Mi chiedo se stia facendo la cosa giusta a starmene qui il tempo necessario a disossare i ricordi e restituirli puliti con il resto dello scheletro. Poteva esserci altra meta?
Nella tasca dello zaino c’è l’agenda con le lettere per Edo, mai consegnate. Alcune stan lì da anni. Le ho portate perché possano farmi da traduttore se inciamperò nei vuoti e busseranno i sensi di colpa. Serviranno definizioni accurate del dolore che mi ha costretta a salire in macchina e imboccare la strada verso casa, nonostante l’inclemenza del cielo. È una bufera ancora più violenta, il disamore.
Ho quasi paura di trovarmi impacciata nello stagno della memoria, dove eserciti di girini con le spade sono pronti a trafiggere ciò che finora è rimasto mansueto, tutte quelle cose che ho volutamente nascosto alla vista.
È stata così improvvisa e urgente la mia decisione che non ho avuto il minimo tentennamento, almeno fino a questo momento, con l’avanzo della tisana in un dito d’acqua, e un orologio da parete a civettare un’ora improbabile per sbattermi in faccia che non ero qui quando quella lancetta si è fermata.

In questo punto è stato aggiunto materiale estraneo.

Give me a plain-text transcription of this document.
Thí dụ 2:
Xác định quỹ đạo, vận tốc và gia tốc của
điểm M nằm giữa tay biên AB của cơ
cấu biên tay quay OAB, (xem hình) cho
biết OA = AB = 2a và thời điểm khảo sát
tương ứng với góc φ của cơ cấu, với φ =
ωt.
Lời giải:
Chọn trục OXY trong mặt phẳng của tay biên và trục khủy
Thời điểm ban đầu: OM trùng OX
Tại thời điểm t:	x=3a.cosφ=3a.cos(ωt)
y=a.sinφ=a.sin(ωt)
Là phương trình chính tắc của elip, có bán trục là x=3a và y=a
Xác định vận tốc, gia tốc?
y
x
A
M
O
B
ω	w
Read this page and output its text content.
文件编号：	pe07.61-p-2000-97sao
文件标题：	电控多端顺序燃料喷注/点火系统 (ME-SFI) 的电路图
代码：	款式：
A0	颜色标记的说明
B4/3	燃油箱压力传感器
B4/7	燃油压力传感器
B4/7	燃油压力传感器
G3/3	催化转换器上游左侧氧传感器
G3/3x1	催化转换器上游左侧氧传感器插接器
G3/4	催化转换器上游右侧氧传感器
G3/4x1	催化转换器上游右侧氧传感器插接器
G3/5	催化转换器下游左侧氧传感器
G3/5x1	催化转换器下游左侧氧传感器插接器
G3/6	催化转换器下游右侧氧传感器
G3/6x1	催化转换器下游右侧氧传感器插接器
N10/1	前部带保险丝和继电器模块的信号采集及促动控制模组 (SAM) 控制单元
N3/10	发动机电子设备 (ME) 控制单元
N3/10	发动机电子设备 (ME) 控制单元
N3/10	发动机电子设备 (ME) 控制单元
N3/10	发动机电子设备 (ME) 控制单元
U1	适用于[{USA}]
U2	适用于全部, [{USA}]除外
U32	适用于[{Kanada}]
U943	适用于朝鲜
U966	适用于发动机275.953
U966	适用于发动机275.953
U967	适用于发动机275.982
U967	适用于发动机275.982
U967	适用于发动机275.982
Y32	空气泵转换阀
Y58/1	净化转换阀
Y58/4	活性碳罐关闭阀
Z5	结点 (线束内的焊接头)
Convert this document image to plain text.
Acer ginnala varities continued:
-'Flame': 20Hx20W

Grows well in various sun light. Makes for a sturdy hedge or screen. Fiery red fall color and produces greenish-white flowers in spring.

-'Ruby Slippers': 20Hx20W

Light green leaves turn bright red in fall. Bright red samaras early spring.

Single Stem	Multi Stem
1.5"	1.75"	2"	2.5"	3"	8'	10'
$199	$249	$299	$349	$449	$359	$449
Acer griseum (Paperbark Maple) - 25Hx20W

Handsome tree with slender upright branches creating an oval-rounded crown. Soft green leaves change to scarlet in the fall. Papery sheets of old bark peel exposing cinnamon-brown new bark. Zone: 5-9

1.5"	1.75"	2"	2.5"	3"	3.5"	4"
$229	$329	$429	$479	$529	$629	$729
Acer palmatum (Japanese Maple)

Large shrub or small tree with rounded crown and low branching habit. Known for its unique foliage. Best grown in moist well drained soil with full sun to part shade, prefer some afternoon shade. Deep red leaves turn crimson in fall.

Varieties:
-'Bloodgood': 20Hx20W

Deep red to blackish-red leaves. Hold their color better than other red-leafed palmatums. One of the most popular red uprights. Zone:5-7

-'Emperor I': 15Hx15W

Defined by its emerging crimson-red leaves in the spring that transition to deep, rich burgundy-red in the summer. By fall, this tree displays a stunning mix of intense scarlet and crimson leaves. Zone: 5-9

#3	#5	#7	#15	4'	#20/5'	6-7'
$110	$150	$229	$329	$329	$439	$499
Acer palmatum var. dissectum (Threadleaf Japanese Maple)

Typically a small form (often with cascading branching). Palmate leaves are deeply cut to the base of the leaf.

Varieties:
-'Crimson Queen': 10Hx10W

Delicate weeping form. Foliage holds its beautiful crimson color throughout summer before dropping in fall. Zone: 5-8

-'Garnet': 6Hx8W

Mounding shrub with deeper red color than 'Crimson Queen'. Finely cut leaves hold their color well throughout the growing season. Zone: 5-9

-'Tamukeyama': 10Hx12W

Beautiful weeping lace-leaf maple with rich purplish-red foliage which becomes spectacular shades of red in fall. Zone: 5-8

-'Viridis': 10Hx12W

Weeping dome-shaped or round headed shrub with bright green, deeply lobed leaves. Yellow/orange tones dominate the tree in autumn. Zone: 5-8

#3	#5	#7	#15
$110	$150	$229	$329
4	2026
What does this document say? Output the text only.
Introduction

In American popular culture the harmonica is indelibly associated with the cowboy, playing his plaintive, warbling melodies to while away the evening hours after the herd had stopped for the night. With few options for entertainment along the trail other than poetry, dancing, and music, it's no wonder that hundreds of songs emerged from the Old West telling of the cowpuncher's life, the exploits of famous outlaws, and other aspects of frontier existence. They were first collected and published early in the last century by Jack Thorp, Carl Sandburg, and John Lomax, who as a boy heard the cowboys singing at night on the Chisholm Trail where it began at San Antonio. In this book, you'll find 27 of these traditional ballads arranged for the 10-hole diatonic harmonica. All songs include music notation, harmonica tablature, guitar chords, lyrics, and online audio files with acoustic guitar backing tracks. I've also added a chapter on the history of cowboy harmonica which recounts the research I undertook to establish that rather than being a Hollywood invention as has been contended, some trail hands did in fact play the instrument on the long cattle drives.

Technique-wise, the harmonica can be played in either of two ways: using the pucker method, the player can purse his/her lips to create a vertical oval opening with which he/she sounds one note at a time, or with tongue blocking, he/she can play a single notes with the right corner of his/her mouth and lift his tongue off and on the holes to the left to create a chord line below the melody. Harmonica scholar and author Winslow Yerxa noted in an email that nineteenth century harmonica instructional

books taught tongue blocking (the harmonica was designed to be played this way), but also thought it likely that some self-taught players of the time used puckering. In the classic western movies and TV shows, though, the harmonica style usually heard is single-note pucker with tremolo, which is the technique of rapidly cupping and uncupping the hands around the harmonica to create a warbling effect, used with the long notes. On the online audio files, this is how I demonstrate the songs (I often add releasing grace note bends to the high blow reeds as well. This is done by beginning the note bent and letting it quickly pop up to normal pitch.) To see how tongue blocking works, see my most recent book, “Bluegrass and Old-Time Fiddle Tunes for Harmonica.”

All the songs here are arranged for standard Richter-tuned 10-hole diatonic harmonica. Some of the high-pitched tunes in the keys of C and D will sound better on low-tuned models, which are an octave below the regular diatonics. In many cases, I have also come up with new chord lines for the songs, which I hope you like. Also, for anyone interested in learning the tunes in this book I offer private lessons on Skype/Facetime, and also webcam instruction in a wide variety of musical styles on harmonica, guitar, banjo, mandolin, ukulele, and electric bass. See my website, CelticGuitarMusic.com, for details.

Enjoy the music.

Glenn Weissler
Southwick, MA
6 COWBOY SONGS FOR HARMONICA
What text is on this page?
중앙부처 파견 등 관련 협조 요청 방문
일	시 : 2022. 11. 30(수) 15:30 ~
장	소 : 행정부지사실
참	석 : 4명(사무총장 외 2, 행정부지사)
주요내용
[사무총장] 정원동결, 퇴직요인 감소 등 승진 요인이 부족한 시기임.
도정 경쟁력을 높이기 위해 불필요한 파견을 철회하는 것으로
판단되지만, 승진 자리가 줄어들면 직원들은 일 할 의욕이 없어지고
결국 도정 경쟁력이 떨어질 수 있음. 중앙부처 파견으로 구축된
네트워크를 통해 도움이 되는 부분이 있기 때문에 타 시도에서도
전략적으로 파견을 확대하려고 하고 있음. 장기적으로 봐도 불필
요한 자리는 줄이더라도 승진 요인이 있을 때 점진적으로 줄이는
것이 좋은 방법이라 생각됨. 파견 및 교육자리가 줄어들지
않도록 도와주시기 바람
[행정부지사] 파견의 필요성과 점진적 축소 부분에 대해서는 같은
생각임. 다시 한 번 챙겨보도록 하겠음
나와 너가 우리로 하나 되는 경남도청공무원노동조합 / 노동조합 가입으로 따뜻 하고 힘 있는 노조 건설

Immagino che, come me, tutti gli oggetti nella stanza provino la stessa sensazione di smarrimento. Non entrerà nessuno a vedere quanto sia incurvata la schiena su questi pensieri, quanto siano intorpidite le gambe sul pavimento di ghiaccio o quanto possa sembrare almeno mezza vita più vecchia, costretta a tornare indietro di colpo per poi tendere, con altrettanta violenza, l’elastico che mi lavora la pelle e la memoria.
Si vede tutto, è tutto terribilmente nudo: le ragnatele, la calce che sfarina, il fantasma di mio padre, il poco che qui si chiama essenziale, il conto di tante vite sulle spine dei giorni e la mia calligrafia appuntita come pineta.
Valeria Tron è nata in Val Germanasca, dove vive per buona parte dell’anno. Cantautrice, è stata finalista al Premio Tenco. È illustratrice, mediatrice culturale e artigiana del legno. Questo è il suo primo romanzo.